Now he's come full circle, even with the products he uses: "Forty years ago I was fishing out of a Skeeter, using Lew's rods and reels and Bagley's lures. Now I'm fishing out of a Skeeter, using Lews's rods and reels and Bagley's lures." He's not just using the lures, though — after several ownership changes, he's working directly with Bagley's to get the products back to their previous industry status. One of the new owners is another big name in the world of balsa lures — Jarmo Rapala, grandson of Rapala namesake and originator Lauri Rapala.
In addition to staying busy consulting for Bagley's, Sisson spends his "retirement" trying to solve other problems. He's built and marketed a "two way boat alarm" in response to tiring of taking his gear out of the boat every night at hotels. Customers calling the customer service line, whether it be late on a weekday, or even a Saturday, are often surprised to find Sisson himself answering the phone and guiding them to a solution. He wouldn't have it any other way.
He's also developed a "secret sauce" that adds a UV-sensitive hue to any soft plastic lure, allowing them to become more visible in deep or dirty water, and expects to do the same thing with crankbait paint in the near future. "We've been using UV all this time on crankbaits with chartreuse or fluorescent orange and we never knew why it was so effective," he said.
What's odd about Sisson';s quest for the perfect situational lure or the solution to a given problem is that he's chosen a sport where there can never be certainty. "It's not like golf, where the hole is right there and you just have to get to it," he said. "Here you can't see the hole."
When he returned from his self-imposed bass fishing exile a few years back, he was surprised to hear anglers talking about special crankbaits that "hunted" — veering off sharply at random intervals before returning to center. He'd never known a good crankbait that didn't hunt.

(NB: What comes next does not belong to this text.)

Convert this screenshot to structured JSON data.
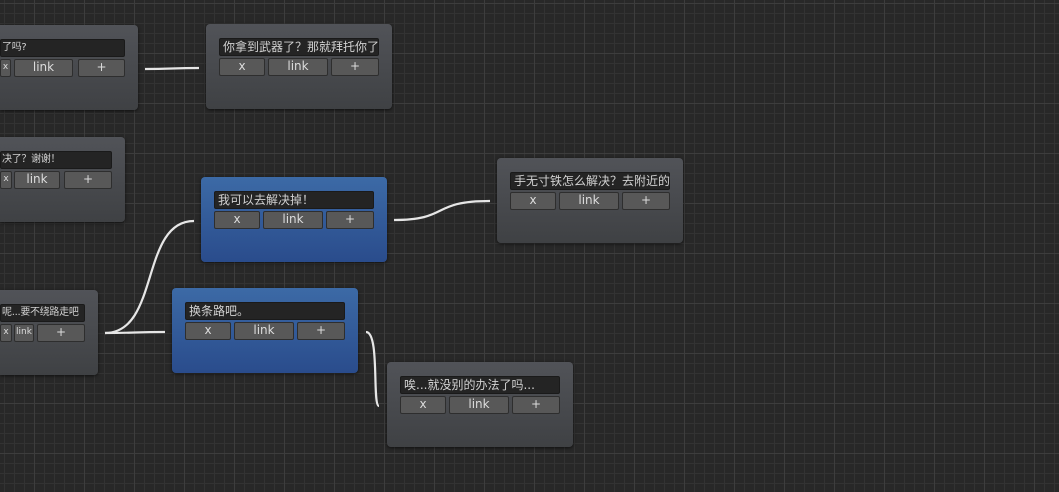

Each particular model has its own particular "acoustic signature," he said, and unlike plastic plugs where consistency can be attained relatively easily, in balsa it all comes down to the particular piece of wood.
"One of the things I like about balsa is that it has a quicker action than plastic or a heavier wood," he said. "But the true mystique of balsa wood crankbaits is that no two are the same." Indeed, a Bagley's ad from decades ago touted this fact, comparing them to snowflakes. So in that sense, Sisson knows that his search for a better bait, even, dare he say it, a perfect bait, is illusory. Even though they're carved from the same machine, each one captures a particular moment in time. That's the design signature of a man whose passion always tilts toward the next big thing, but who also knows that history and experiences matter.